For some climbers training is the bane of their lives, a torture they endure occasionally and only when circumstances force them to. For others it’s the reminder of a climbing lifestyle in an otherwise busy life, an escape from their commitments for a precious 30 minutes spent hanging off a fingerboard or training wall, memories of past climbs and future plans are all the motivation they need.
For my part I enjoy a good training session, I love turning up to the wall with a plan and sticking to it, I love walking away 4 hours later with tired and aching muscles and a very real sense of achievement but most of all I love the focus it requires.

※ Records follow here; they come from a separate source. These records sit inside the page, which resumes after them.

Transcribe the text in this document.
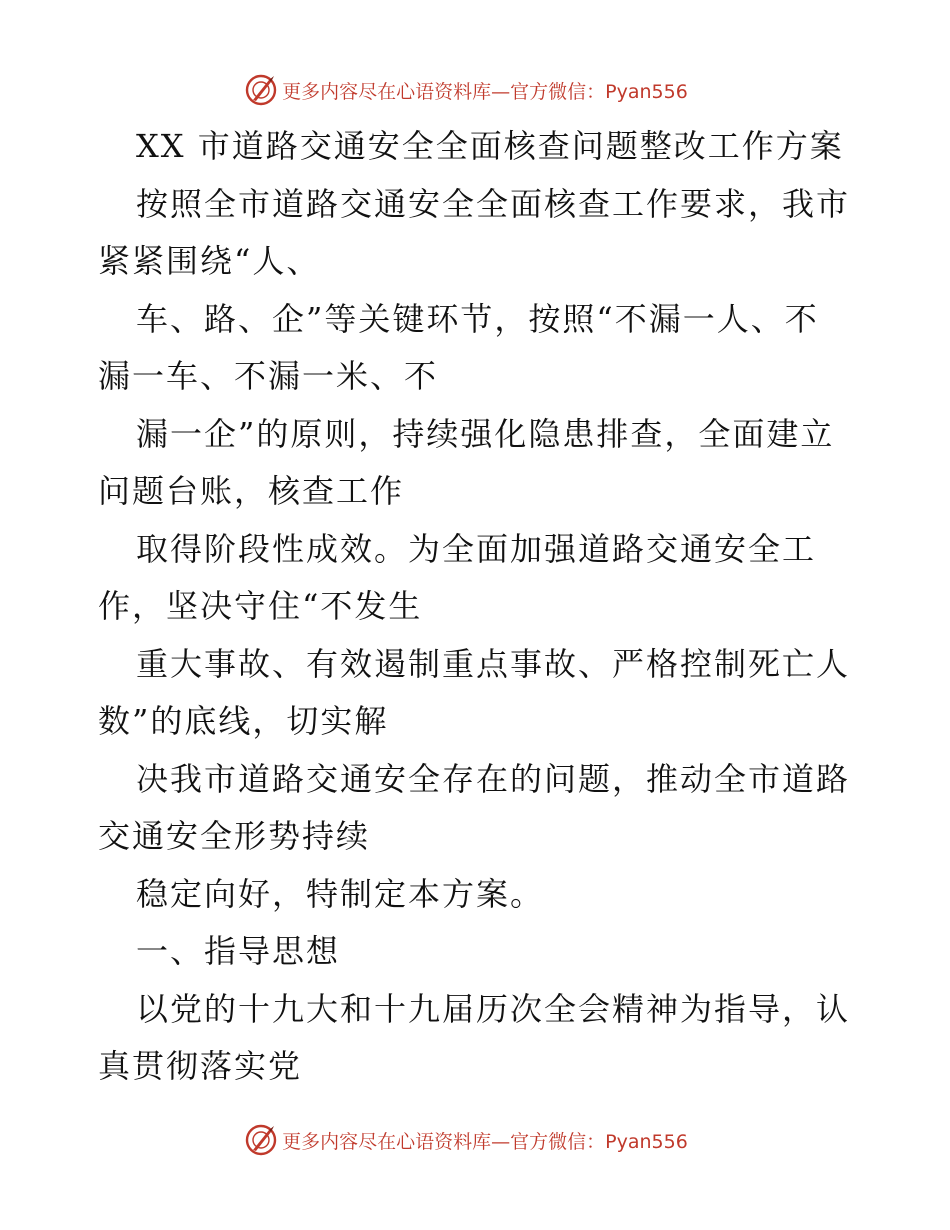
更多内容尽在心语资料库—官方微信：Pyan556
XX 市道路交通安全全面核查问题整改工作方案
按照全市道路交通安全全面核查工作要求，我市
紧紧围绕“人、
车、路、企”等关键环节，按照“不漏一人、不
漏一车、不漏一米、不
漏一企”的原则，持续强化隐患排查，全面建立
问题台账，核查工作
取得阶段性成效。为全面加强道路交通安全工
作，坚决守住“不发生
重大事故、有效遏制重点事故、严格控制死亡人
数”的底线，切实解
决我市道路交通安全存在的问题，推动全市道路
交通安全形势持续
稳定向好，特制定本方案。
一、指导思想
以党的十九大和十九届历次全会精神为指导，认
真贯彻落实党
更多内容尽在心语资料库—官方微信：Pyan556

I warm up at The Quay, traversing and climbing some of the easier boulder problems then I head to the 40 degree wall and work out a ten move problem that’s near the limit of my ability. It’s strange to be climbing in a busy climbing wall instead of at a quiet crag, people and their conversations distract me; I climb the problem for the first time, feet skating everywhere. At the last hold I jump off, a 30 second rest and a quick chalk up and I’m back on the board. This time the concentration comes more easily, my footwork is more precise, each move is carried out more efficiently.
Jump off, rest, chalk, climb.
The third go and I start to feel tired, the pump in my arms won’t shift and I feel like Popeye just without the spinach habit. Fourth and fifth goes are a trial, the last move nearly gets me each time but I stick it, just. Five bolts stand in a row by the entrance to the boulder room, each one symbolising a go on the board and an inability to count whilst tired.
I take a rest then head to the other boulder room and repeat the process on the roof section then back to the 40 degree wall for round 3 on a new 10 move problem. Time for a break and some food and renewed psyche from an old edition of climb magazine.
Back on the floor I warm up again and head on to the auto-belay for laps on some longer routes. A slopey 7a is perfect for the challenge, only one positive hold on the route and hard moves requiring locking off and reaching. Five goes later and I don’t want to stop, my arms are tired but the moves are so absorbing that I don’t seem to mind. In the break between goes my mind wanders, in the lull between focusing hard on the route it explores the reasons why; why I’m training, why I enjoy this, why I keep coming back.
|Sanctuary Wall - it's time to get strong!|
I think I’m addicted to the feeling of moment, of freedom, of pain and resistance, of power and strength, of muscles working to their limit and my mind fully focused on each hold, each move. The beauty of it is that while my mind is full of climbing it is empty of everything else. The absolute commitment to each move requires rules out thoughts of anything more, of life and people, of the ever-changing future or the unchangeable past. My life, and all of existence with it, shrinks to a heart-beat, a burst of power from my muscles, a single focused thought.
At the end of the session when the outside world returns to crowd out my mind I miss the feeling of being lost inside a move but the memory of it is as powerful as a drug, calling me back time and time again.